Hyssop - the Holy Herb

As I bought a little hyssop plant yesterday, I thought I would investigate this herb more.  The name "Hyssop" (Hyssopus officinalis) is of Greek origin.  The Hyssopos of Dioscorides was named from azob (a holy herb), because it was used for cleaning sacred places. It is alluded to in the Christian Scriptures: "Purge me with Hyssop, and I shall be clean."

It is a native of Southern Europe and is an evergreen, bushy herb, growing up to about 1/2 metre high, with a square stem, linear leaves and flowers in whorls, six- to 16 flowered.   Cultivated for its flower tops, these are often used by being steeped in water to make an infusion, however sometimes it is used as an expectorant. There are three varieties of Hyssop, known respectively by their blue, red and white flowers.

Medicinal uses include it being an expectorant, diaphoretic, stimulant, pectoral, carminative. The healing virtues of hyssop are due to a particular volatile oil, which is stimulative, carminative and sudorific. It admirably promotes expectoration, and in chronic catarrh its diaphoretic and stimulant properties combine to render it of especial value.

It is usually given as a warm infusion, taken frequently and mixed with Horehound. Hyssop Tea is also a grateful drink, well adapted to improve the tone of a feeble stomach, being brewed with the green tops of the herb, which are sometimes boiled in soup to be given for asthma. In America, an infusion of the leaves is used externally for the relief of muscular rheumatism, and also for bruises and discoloured contusions, and the green herb, bruised and applied, will heal cuts promptly.
The infusion has an agreeable flavour and is used by herbalists in pulmonary diseases.

Hyssop Tea:
'Infuse a quarter of an ounce of dried hyssop flowers in a pint of boiling water for ten minutes; sweeten with honey, and take a wineglassful three times a day, for debility of the chest. It is also considered a powerful vermifuge.' (Old Cookery Book)

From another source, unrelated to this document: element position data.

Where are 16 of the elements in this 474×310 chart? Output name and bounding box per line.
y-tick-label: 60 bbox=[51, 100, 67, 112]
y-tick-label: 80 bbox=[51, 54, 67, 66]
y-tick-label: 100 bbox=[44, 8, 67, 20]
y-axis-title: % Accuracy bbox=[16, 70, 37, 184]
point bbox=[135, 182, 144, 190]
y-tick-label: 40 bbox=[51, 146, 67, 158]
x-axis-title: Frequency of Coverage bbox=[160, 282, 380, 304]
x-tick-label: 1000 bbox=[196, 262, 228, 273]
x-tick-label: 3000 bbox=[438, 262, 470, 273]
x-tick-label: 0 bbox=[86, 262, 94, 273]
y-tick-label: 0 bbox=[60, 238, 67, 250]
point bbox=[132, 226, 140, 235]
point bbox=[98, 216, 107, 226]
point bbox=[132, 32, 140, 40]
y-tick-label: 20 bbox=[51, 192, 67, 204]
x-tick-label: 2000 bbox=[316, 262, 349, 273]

A tea made with the fresh green tops, and drunk several times daily, is one of the old-fashioned country remedies for rheumatism that is still employed. Hyssop baths have also been recommended as part of the cure, but the quantity used would need to be considerable.


Magickal Properties:
Hyssop is the most widely used purification and protection herb in magick. Ruled by Juipter and corresponding to the element of Fire, it can be added to baths in sachets, infused and sprinkled on objects or persons to cleanse them, and hung up in the home to purge it of evil and negativity.